We can’t confirm if Ghana paid cash for first consignment – BoG

The Bank of Ghana has said it could not confirm whether or not Ghana paid for the first consignment oil under the Gold-for-Oil programme with cash.

This comes on the back of revela­tions by a Deputy Minister of Energy, Andrew Egyapa Mercer, that Ghana paid for the 40,000 metric tonnes of the commodity which arrived in the country a few weeks ago with cash.

Under the programme, Ghana is to barter trade its gold for oil with the United Arab Emirates’ National Oil Company.

“Starting October (2022), all our oil-product needs would be swapped for gold,” Dr Kabiru Mahama, Economic Adviser to Vice President Mahamudu Bawumia, had earlier told Bloomberg.

Speaking at the 74th annual New Year School of the University of Ghana on Tuesday, January 17, Dr Bawumia further expatiated on the policy that would see the Bank of Ghana purchase the gold from lo­cal mining firms for the execution of the policy.

“The cost of oil import is about $ 3 billion a year. So we ask the simple question, why don’t we, since we have always got pres­sure in finding US dollars to buy oil, rather reach an agreement to change our gold for oil and then, sell the oil in cedis and then, use the cedis to buy more gold, use that gold to pay for oil, sell the oil in cedis and then you don’t need to look for the scarce foreign exchange to buy oil, which always leads to depreciation on the cur­rency,” Dr Bawumia stated.

But speaking on Accra based Citi FM on Thursday; Mr Mercer said Ghana paid for the first con­signment under the programme with cash.

“We developed the policy such that we were operating two streams, one was direct barter and the second was monetising the gold, so we can pay for IOTs that were not other commodity fo­cused but solely petroleum prod­ucts…so the test run that we did was actually paid through the second route,” Egyapa Mer­cer, MP, Sekondi said.

Answering questions before the Public Accounts Commit­tee of Parliament, however, in Accra yesterday, the first Deputy Governor of the Bank of Ghana, Dr Maxwell Opoku-Afari, said his outfit was more involved in the purchase of gold.

“I do not have the full details of that leg of the transaction. What I know is that the gold for oil deal has two legs; the gold purchase leg and the oil leg.

“The Bank of Ghana is fully involved on the gold purchase side which then translates into oil. I may have to go and check how the oil side was transacted.

“What we know is that we have fully paid and bought gold that is enough to support the oil transac­tion,” Dr Opoku-Afari stated.

On how many tonnes of gold was swapped or sold for the commodity and at what price, Dr Opoku-Afari could not confirm but assured to provide the details later.

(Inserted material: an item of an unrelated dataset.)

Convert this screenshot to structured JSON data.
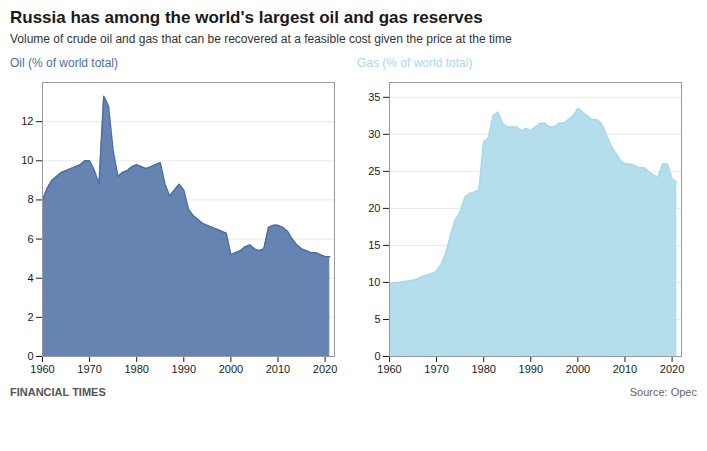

“The gold purchase by the Bank of Ghana is not new. We introduced the gold purchase programme as part of building our reserves and we are using a component of that programme to support the gold for oil. The metric tonnes of gold pur­chased by the bank, I can share the details with the Committee later.

“What I can confirm is that the gold is being purchased in cedis. It is a conversion of our domestic asset into foreign asset and purchased at the world market price. We use the Reuters and Bloomberg market price to purchase the gold,” he said.